裏舞台を覗くっていうこと自体ちょっと興味をそそられるじゃないですか。
たとえカメラワークは地味で淡々としたドキュメンタリーちっくな映像でも、 それだからこそ淡々と、滑稽さや人間臭さがクリアに映し出されていて面白いんです。
普段は主役の美術品たちが、完全に脇役なんですよね。 ルーブルで働く1,200名余りの人々が主役なのです。
前回も書いたけれど、「サモトラケのニケ」が、あまりにもさりげなく画面の端っこにちらりと映る。 たったそれだけ。主役は人間。美術館内で倒れた人を救護する人たち。 もうね、それだけで可笑しい。 えぇ〜?紀元前190年の、古代ギリシャの、ミロのヴィーナスよりも前の、あの美術品がッ! 「そ、それだけかよ・・・」って思わずつっこみました。心の中で。
彫刻の麗人の鼻の穴を黙々と刷毛で掃除する人。 「このプレート、どっちのだっけ?」とか言って作品のタイトルプレートを持ってごそごそ相談する人達。 へんなゴムバンドみたいなのでぐるぐる巻きにされクレーンで飄々と運ばれていく彫刻のおじさん。(あれ、誰ですか:笑) 普通に家の前を掃除するようにモナリザの前を掃除してるお姉さん。 もう、可笑しくて、可笑しくて。
うやうやしく掲げられている世界の美術品のこんな姿を見ちゃったわ。という儲けた気持ち。 決して実際には通ることのできない裏通路を通り抜けてる疑似体験。 従業員達の美術への愛が感じられる働きっぷりへの羨望の気持ち。 ほんとうにいいものを見せて貰いました。ありがとう。
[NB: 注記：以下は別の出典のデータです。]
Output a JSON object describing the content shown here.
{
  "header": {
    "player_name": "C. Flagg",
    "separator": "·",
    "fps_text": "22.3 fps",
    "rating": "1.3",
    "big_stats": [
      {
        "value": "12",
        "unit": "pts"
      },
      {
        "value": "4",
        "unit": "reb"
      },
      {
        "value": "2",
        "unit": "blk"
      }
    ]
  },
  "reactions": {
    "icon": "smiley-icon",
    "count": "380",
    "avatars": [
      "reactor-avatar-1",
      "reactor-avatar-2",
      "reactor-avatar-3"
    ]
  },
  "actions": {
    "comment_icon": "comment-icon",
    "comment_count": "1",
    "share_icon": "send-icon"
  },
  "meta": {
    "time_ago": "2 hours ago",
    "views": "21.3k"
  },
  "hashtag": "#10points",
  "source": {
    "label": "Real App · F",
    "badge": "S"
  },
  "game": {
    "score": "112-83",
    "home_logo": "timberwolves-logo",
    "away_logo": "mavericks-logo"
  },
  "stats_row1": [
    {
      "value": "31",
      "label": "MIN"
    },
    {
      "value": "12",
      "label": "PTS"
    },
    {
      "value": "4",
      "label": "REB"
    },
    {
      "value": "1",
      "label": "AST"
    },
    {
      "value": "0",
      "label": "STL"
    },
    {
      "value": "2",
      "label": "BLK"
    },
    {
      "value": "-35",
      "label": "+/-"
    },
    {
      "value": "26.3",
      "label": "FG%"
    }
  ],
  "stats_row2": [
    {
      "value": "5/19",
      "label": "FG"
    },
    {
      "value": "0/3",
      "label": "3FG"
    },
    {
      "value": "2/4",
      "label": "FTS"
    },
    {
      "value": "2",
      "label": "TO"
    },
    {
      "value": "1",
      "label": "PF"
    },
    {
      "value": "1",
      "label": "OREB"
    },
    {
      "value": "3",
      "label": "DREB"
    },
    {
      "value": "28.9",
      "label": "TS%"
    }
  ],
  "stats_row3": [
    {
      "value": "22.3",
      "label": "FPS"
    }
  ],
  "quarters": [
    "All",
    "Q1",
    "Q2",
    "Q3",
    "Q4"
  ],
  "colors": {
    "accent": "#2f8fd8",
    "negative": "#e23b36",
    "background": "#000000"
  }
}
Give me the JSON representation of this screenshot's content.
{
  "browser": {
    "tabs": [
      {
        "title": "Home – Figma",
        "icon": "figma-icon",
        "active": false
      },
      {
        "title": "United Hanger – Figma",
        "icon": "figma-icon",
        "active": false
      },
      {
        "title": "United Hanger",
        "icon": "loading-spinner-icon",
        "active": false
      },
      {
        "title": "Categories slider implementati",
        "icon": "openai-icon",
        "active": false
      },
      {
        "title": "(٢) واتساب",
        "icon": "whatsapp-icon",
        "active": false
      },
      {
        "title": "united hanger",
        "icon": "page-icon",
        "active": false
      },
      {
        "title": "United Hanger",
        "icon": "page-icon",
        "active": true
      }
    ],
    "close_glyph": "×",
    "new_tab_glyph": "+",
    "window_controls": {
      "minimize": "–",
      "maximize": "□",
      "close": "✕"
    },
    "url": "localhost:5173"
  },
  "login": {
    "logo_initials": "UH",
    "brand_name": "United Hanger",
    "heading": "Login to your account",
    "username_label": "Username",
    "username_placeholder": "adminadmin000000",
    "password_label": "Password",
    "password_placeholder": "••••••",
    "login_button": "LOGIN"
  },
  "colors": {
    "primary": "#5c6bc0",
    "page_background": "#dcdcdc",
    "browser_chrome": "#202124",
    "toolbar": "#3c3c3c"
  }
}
これ、10数年前の映画なんですね。知りませんでした。 今ではまた様子も違うのだろうけれど、この映画の中の従業員ユニフォームのデザインはイブ・サンローランだそうですよ! きっとまだまだ見落としている場面が沢山ありそうで、なんだか損をしている気持ちもありつつ(笑) ぜひ、いつかまた、もう一度観たいと思っています。